By Arunima Kumar
(Reuters) -Marathon Petroleum beat estimates for third-quarter profit on Tuesday, as soaring demand for refined fuel amid already-tight supplies helped offset a decline in refining margins.
Shares of the top U.S. refiner by capacity rose 1.3% to $148.75 in premarket trading.
Demand for refined products remained high during the quarter after voluntary production cuts from top OPEC+ oil producers Saudi Arabia and Russia, low levels of crude stockpile in the U.S. and increased exports kept supplies tight.
Marathon said crude capacity utilization was 94%, resulting in a total throughput of 3 million barrels per day (bpd) for the reported quarter. It expects a total refinery throughput of 2.89 million bpd for the fourth quarter.
However, the refining and marketing margin fell 13.4% to $26.16 per barrel for the July-September quarter, compared with last year.

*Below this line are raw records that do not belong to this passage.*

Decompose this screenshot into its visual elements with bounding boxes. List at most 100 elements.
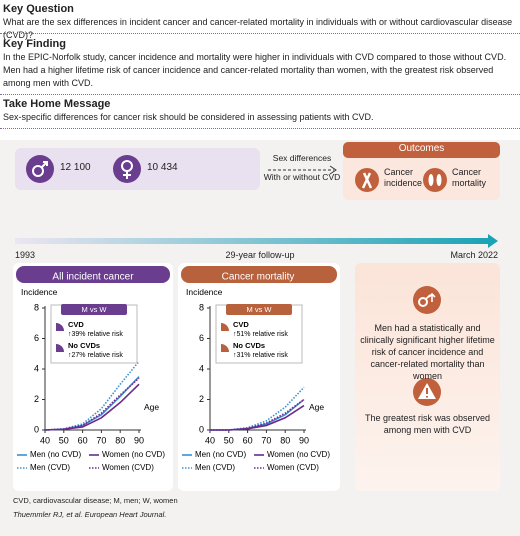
panel (355, 263, 500, 491)
y-axis-label: Incidence (186, 287, 223, 297)
finding-icon (425, 292, 436, 302)
x-axis-label: Age (309, 402, 324, 412)
legend-label: Men (CVD) (195, 463, 235, 472)
inset-label: No CVDs (233, 341, 265, 350)
y-tick-label: 8 (199, 302, 204, 312)
timeline (15, 238, 490, 244)
inset-text: ↑27% relative risk (68, 352, 123, 359)
ribbon-icon (361, 172, 373, 189)
male-icon (41, 161, 48, 168)
y-tick-label: 8 (34, 302, 39, 312)
inset-icon (221, 344, 229, 352)
chart: Cancer mortality Incidence Age 0 2 4 6 8 40 50 60 7… (182, 272, 330, 472)
heading: Take Home Message (3, 98, 111, 110)
female-icon (113, 155, 141, 183)
feet-icon (436, 174, 442, 186)
y-tick-label: 0 (34, 424, 39, 434)
inset-icon (56, 344, 64, 352)
x-tick-label: 60 (243, 435, 253, 445)
x-tick-label: 80 (115, 435, 125, 445)
outcomes-title: Outcomes (398, 143, 445, 154)
series-line (44, 377, 140, 431)
legend-label: Men (CVD) (30, 463, 70, 472)
text: What are the sex differences in incident… (3, 17, 513, 40)
legend-label: Women (no CVD) (267, 450, 330, 459)
finding: Men had a statistically and clinically s… (360, 323, 495, 381)
timeline-label: 29-year follow-up (225, 250, 295, 260)
timeline-arrow (488, 234, 498, 248)
y-tick-label: 6 (34, 333, 39, 343)
outcomes-box (343, 156, 500, 200)
inset-text: ↑31% relative risk (233, 352, 288, 359)
x-tick-label: 40 (40, 435, 50, 445)
y-tick-label: 4 (199, 363, 204, 373)
arrow (329, 165, 337, 175)
legend-label: Men (no CVD) (30, 450, 81, 459)
legend-label: Women (no CVD) (102, 450, 165, 459)
x-tick-label: 40 (205, 435, 215, 445)
panel-header (16, 266, 170, 283)
timeline-label: March 2022 (450, 250, 498, 260)
panel-title: All incident cancer (52, 272, 134, 283)
x-tick-label: 90 (134, 435, 144, 445)
footnote: CVD, cardiovascular disease; M, men; W, … (13, 496, 178, 505)
arrow-label: With or without CVD (263, 172, 341, 182)
inset-text: ↑39% relative risk (68, 331, 123, 338)
heading: Key Finding (3, 38, 66, 50)
outcome: Cancer mortality (452, 167, 487, 188)
series-line (210, 398, 305, 431)
inset-icon (56, 323, 64, 331)
y-tick-label: 0 (199, 424, 204, 434)
x-tick-label: 70 (96, 435, 106, 445)
y-tick-label: 2 (34, 394, 39, 404)
x-tick-label: 50 (224, 435, 234, 445)
inset-text: ↑51% relative risk (233, 331, 288, 338)
female-icon (123, 171, 131, 179)
finding-icon (418, 297, 428, 307)
legend-label: Women (CVD) (102, 463, 154, 472)
citation: Thuemmler RJ, et al. European Heart Jour… (13, 510, 167, 519)
chart: All incident cancer Incidence Age 0 2 4 6 8 40 50… (17, 272, 165, 472)
series-line (210, 386, 305, 431)
male-icon (32, 165, 44, 177)
outcome: Cancer incidence (384, 167, 423, 188)
outcomes-header (343, 142, 500, 158)
inset-label: CVD (233, 320, 249, 329)
x-tick-label: 60 (78, 435, 88, 445)
arrow-label: Sex differences (272, 153, 332, 163)
inset-header (226, 304, 292, 315)
x-tick-label: 80 (280, 435, 290, 445)
feet-icon (428, 174, 434, 186)
legend-label: Men (no CVD) (195, 450, 246, 459)
x-axis-label: Age (144, 402, 159, 412)
panel-title: Cancer mortality (222, 272, 295, 283)
inset-header (61, 304, 127, 315)
feet-icon (423, 168, 447, 192)
y-axis-label: Incidence (21, 287, 58, 297)
y-tick-label: 2 (199, 394, 204, 404)
count: 10 434 (147, 162, 178, 173)
inset-label: CVD (68, 320, 84, 329)
text: In the EPIC-Norfolk study, cancer incide… (3, 52, 507, 88)
legend-label: Women (CVD) (267, 463, 319, 472)
x-tick-label: 70 (261, 435, 271, 445)
text: Sex-specific differences for cancer risk… (3, 112, 374, 122)
heading: Key Question (3, 3, 74, 15)
inset-icon (221, 323, 229, 331)
inset-title: M vs W (247, 305, 273, 314)
count: 12 100 (60, 162, 91, 173)
male-icon (26, 155, 54, 183)
inset-title: M vs W (82, 305, 108, 314)
panel-header (181, 266, 337, 283)
separator (0, 94, 520, 95)
separator (0, 128, 520, 129)
x-tick-label: 90 (299, 435, 309, 445)
y-tick-label: 4 (34, 363, 39, 373)
x-tick-label: 50 (59, 435, 69, 445)
y-tick-label: 6 (199, 333, 204, 343)
finding: The greatest risk was observed among men… (364, 413, 491, 435)
timeline-label: 1993 (15, 250, 36, 260)
inset-label: No CVDs (68, 341, 100, 350)
separator (0, 33, 520, 34)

Oil prices, which have eased from last year's highs that were driven by the Russia-Ukraine conflict, squeezed margins for U.S. refiners in the reported quarter.
The crack spread, a key gauge of refiner profits that measures the difference between crude oil prices and selling prices of finished products, fell about 35% in the third quarter.
"Fourth quarter will be heavier on maintenance across the Marathon refining system, leading to lower utilization, particularly on the West Coast...the financial outlook for Marathon remains strong despite the weaker refining margin outlook in recent weeks," said Third Bridge analyst Peter McNally.
Rivals Valero Energy (NYSE:VLO) and Phillips 66 (NYSE:PSX) also reported a hit from lower refining margins on their quarterly results.
Marathon reported an adjusted net income of $8.14 per share for the three months ended Sept. 30, cruising past analysts' average estimate of $7.75 per share, according to LSEG data.
The company last week also increased its quarterly dividend by 10% and announced an additional $5 billion share repurchase program.